In celebration of Black History Month, the Brooklyn Public Library partnered with the Center for Brooklyn History (CBH) to host a Zoom Webinar on Feb. 22 titled, “The Battle for Black History: The Case of Rosa Parks,” in hopes of educating people on the ‘true story’ of the renown Civil Rights activist.
The webinar was led by the two panelists, Jeanne Theoharis (author of The Rebellious Life of Mrs. Rosa Parks) and Yoruba Richen (Director of this book’s film adaptation) who spoke about the common perceptions of Rosa Parks and how the inaccuracies in these perceptions, though mostly positive, have actually worked against Parks and her legacy.
While the well-known story of Rosa Parks refusing to get up from her bus seat, as part of the Montgomery bus boycott, is well documented due to her display of bravery and defiance, it has somewhat become synonymous with Parks as if it were her only effort in the fight for African American rights during the Civil Rights Movement. Theoharis and Richen argue that this is a gross simplification of the true extent of Parks’ activism outreach.
“Because of the way activists such as Rosa Parks and Martin Luther King Jr. are sanitized and honored… we strip them down at the same time,” said Theoharis.

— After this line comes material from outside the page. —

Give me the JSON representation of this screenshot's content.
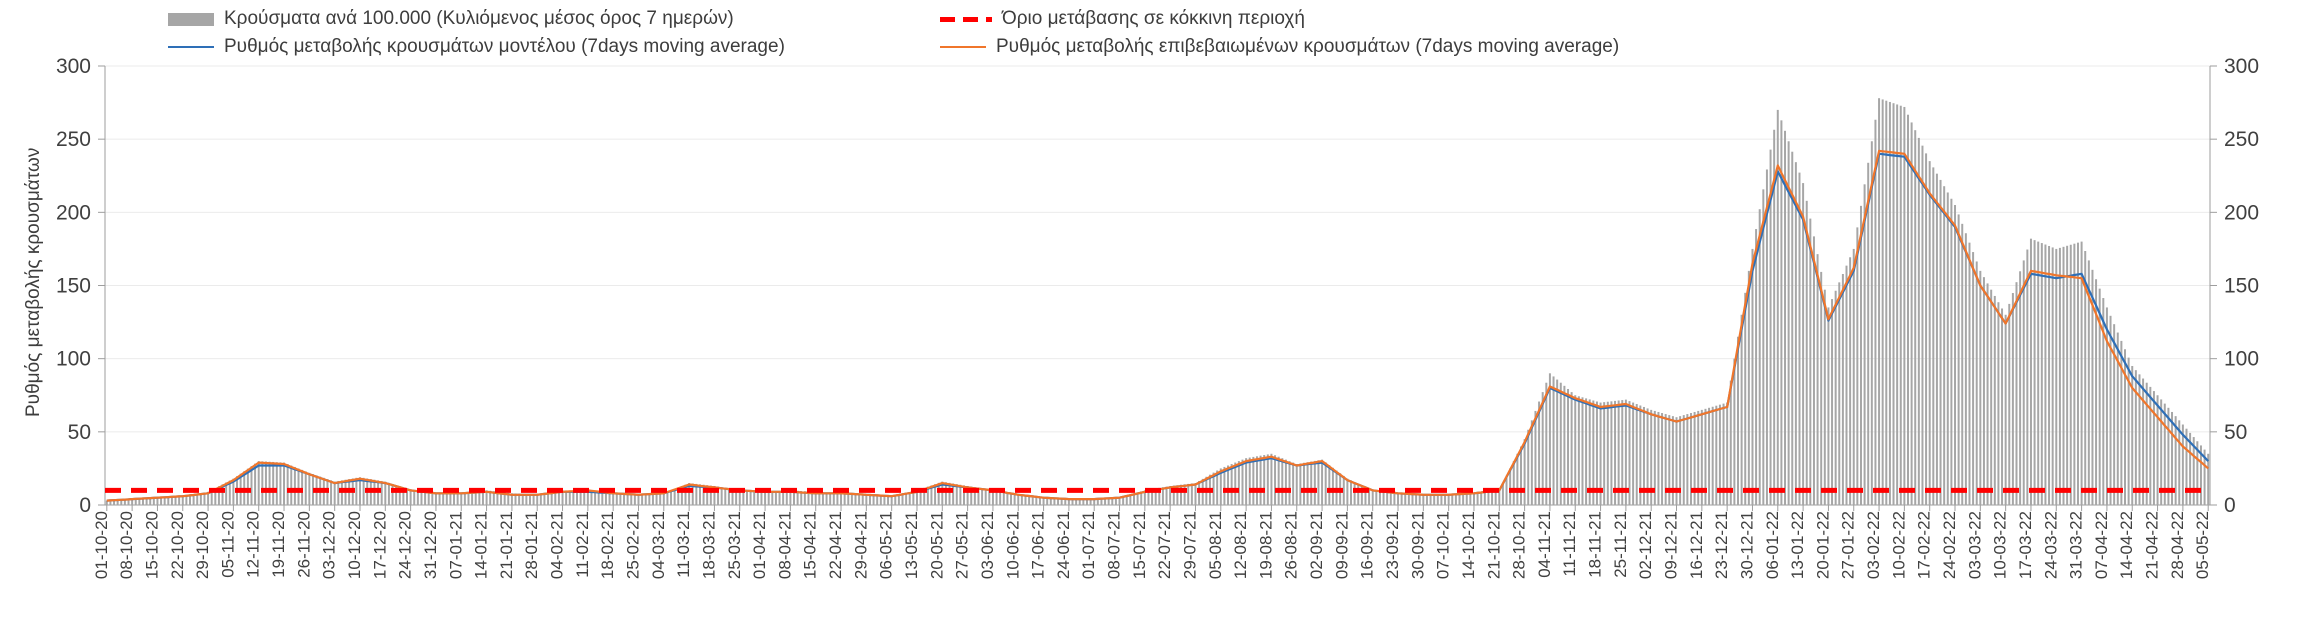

One interesting note in the webinar was when Richen discussed the way in which Parks would be interviewed, even years after the bus boycott when she had also participated in other movements and marches.
“They would never ask her about anything other than the bus boycott and her experience,” Richen said.
Much of the webinar audience was engaged in Parks’ post-bus boycott years. Speakers discussed how Parks lost her job weeks after the bus boycott and she and her husband had to move to Detroit just eight months afterward.
Jacquelyn Fernandez, a Brooklyn resident and webinar participant, spoke about what her thoughts surrounding Parks were before and after the webinar.
“In school, I only ever heard about how Rosa Parks sat on the bus and refused to get up when the white police officer told her to get up. I never knew that she had moved to Detroit. I would have never guessed that she was as involved in politics and talks of race rights as much as she actually was,” Fernandez said.
Richen echoed these sentiments.
“The Disneyfication (the commercial transformation of things or environments into something simplified, controlled, and ‘safe’) of the lives of these Civil Rights activists strips them of the reality of their struggles and sacrifices,” Richen said.